Ernestine Ronai, the national coordinator for France’s Inter-Ministerial Mission for the Protection of Women Victims of Violence (MIPROF) says that law did not go far enough.
“It takes time for underage victims to understand what happened to them. [The crime] often resurfaces as a result of an event of therapy, which was the case for Flavie Flament,” Ronai added. She thinks the statute of limitations for people who were raped when they were minors should be extended to 30 years from the time victims reach adulthood.

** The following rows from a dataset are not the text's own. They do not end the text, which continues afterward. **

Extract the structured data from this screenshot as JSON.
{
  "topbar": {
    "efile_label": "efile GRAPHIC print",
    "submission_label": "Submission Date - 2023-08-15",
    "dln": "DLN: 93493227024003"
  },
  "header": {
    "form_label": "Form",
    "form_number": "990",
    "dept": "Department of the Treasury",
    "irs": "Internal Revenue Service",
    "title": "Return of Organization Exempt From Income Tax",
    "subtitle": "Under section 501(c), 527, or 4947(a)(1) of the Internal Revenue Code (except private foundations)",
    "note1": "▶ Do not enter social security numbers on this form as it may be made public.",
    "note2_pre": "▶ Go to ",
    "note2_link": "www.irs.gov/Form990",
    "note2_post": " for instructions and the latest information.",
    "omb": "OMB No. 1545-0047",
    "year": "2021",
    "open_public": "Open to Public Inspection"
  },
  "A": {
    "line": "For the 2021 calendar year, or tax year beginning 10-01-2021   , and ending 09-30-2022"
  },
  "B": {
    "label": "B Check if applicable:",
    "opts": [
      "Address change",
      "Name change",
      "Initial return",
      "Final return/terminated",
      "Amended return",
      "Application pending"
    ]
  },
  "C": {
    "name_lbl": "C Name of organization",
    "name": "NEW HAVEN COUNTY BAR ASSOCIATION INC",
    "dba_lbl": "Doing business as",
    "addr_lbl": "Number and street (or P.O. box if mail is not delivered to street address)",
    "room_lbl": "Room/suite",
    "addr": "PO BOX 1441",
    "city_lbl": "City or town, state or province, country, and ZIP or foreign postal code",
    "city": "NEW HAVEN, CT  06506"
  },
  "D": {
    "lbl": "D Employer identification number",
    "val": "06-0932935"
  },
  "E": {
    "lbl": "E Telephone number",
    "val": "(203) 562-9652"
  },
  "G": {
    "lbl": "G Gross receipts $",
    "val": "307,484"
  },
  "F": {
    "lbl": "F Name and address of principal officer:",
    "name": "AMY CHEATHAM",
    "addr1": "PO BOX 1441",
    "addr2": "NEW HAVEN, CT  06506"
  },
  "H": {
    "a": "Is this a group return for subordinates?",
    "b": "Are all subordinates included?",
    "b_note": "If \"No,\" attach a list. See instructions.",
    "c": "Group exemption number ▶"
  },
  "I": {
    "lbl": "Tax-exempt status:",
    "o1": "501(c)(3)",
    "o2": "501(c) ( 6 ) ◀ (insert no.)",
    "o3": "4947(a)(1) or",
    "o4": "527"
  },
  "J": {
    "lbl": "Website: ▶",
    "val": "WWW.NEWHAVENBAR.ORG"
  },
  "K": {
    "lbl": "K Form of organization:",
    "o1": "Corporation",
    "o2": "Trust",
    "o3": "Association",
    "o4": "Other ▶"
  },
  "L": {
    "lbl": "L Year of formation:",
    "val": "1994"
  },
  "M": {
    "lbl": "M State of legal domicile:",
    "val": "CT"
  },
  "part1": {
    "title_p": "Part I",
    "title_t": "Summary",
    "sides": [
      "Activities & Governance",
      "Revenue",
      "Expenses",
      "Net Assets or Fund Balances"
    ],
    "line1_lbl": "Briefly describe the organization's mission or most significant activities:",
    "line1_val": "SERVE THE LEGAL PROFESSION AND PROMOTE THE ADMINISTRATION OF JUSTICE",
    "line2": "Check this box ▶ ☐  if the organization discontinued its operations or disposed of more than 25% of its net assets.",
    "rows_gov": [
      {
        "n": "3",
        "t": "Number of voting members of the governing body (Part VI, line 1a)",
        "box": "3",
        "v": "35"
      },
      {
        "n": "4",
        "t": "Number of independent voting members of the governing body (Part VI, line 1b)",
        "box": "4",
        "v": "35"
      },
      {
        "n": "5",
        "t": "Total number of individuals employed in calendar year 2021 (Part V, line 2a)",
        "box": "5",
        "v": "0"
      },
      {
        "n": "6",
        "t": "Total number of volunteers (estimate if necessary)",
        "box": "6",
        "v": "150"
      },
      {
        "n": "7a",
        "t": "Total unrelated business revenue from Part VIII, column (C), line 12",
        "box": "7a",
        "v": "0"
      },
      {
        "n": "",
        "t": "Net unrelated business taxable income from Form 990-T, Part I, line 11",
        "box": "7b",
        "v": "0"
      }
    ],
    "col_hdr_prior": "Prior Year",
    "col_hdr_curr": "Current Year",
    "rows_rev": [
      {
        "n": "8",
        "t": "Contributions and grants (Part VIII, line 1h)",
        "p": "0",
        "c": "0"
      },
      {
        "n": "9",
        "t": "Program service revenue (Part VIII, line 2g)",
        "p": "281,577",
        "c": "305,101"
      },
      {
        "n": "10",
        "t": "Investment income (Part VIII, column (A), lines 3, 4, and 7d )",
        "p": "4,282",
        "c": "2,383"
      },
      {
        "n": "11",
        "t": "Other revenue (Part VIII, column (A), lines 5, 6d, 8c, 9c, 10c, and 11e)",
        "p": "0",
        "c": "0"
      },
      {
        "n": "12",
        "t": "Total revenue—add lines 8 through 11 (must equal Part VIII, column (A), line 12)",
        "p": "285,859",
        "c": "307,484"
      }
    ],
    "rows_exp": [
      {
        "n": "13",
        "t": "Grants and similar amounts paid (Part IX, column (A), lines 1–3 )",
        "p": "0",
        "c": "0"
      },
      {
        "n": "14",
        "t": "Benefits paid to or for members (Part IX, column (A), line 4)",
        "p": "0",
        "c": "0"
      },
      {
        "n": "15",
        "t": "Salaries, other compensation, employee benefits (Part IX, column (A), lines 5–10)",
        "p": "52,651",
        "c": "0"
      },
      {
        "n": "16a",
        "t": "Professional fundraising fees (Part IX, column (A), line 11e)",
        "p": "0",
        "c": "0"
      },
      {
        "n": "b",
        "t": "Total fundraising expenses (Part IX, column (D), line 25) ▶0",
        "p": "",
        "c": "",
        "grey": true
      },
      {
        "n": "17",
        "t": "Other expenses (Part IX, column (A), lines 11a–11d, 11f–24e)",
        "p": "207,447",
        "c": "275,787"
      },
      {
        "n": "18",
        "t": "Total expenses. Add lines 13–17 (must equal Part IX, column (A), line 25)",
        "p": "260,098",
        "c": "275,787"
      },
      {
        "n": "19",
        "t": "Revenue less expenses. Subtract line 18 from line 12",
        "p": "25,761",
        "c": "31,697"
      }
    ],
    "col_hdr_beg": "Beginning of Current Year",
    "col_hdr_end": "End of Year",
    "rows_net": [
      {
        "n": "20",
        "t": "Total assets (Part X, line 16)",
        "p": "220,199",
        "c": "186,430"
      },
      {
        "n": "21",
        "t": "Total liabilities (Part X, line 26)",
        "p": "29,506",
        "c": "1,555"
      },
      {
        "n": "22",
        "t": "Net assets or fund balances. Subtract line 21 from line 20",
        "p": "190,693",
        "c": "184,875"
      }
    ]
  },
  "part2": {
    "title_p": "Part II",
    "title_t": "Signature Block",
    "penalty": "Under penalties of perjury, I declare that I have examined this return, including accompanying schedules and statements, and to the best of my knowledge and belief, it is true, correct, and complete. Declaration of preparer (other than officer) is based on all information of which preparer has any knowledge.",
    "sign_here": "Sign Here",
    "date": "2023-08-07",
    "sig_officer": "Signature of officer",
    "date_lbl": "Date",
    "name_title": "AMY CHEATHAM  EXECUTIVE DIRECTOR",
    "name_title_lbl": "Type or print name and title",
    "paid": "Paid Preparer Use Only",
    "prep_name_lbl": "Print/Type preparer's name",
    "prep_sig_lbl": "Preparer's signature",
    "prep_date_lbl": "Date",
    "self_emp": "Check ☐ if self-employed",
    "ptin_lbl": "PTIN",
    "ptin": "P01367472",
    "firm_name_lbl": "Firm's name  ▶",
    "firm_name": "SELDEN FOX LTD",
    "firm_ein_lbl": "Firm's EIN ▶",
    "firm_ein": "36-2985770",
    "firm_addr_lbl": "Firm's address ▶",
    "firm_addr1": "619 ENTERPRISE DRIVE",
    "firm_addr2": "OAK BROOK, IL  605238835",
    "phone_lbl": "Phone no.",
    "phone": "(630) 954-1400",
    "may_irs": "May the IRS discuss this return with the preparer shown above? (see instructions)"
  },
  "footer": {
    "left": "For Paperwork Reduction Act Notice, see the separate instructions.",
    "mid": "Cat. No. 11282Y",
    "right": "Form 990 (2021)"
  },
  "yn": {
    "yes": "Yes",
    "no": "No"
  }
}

Ronai said such a measure would make sense, especially in light of the Fenech-Tourret bill that is currently working its way through French parliament. The reform would extend the statute of limitations for adult victims from 10 to 20 years.
In the meantime, Flament is urging other victims of Hamilton’s to come forward, in the hope one of the cases will fall within the current statute of limitations. “We’re not the only ones out there, there are others. It’s obvious. I am sure that together we will not only comfort each other, but also act and be heard,” she said.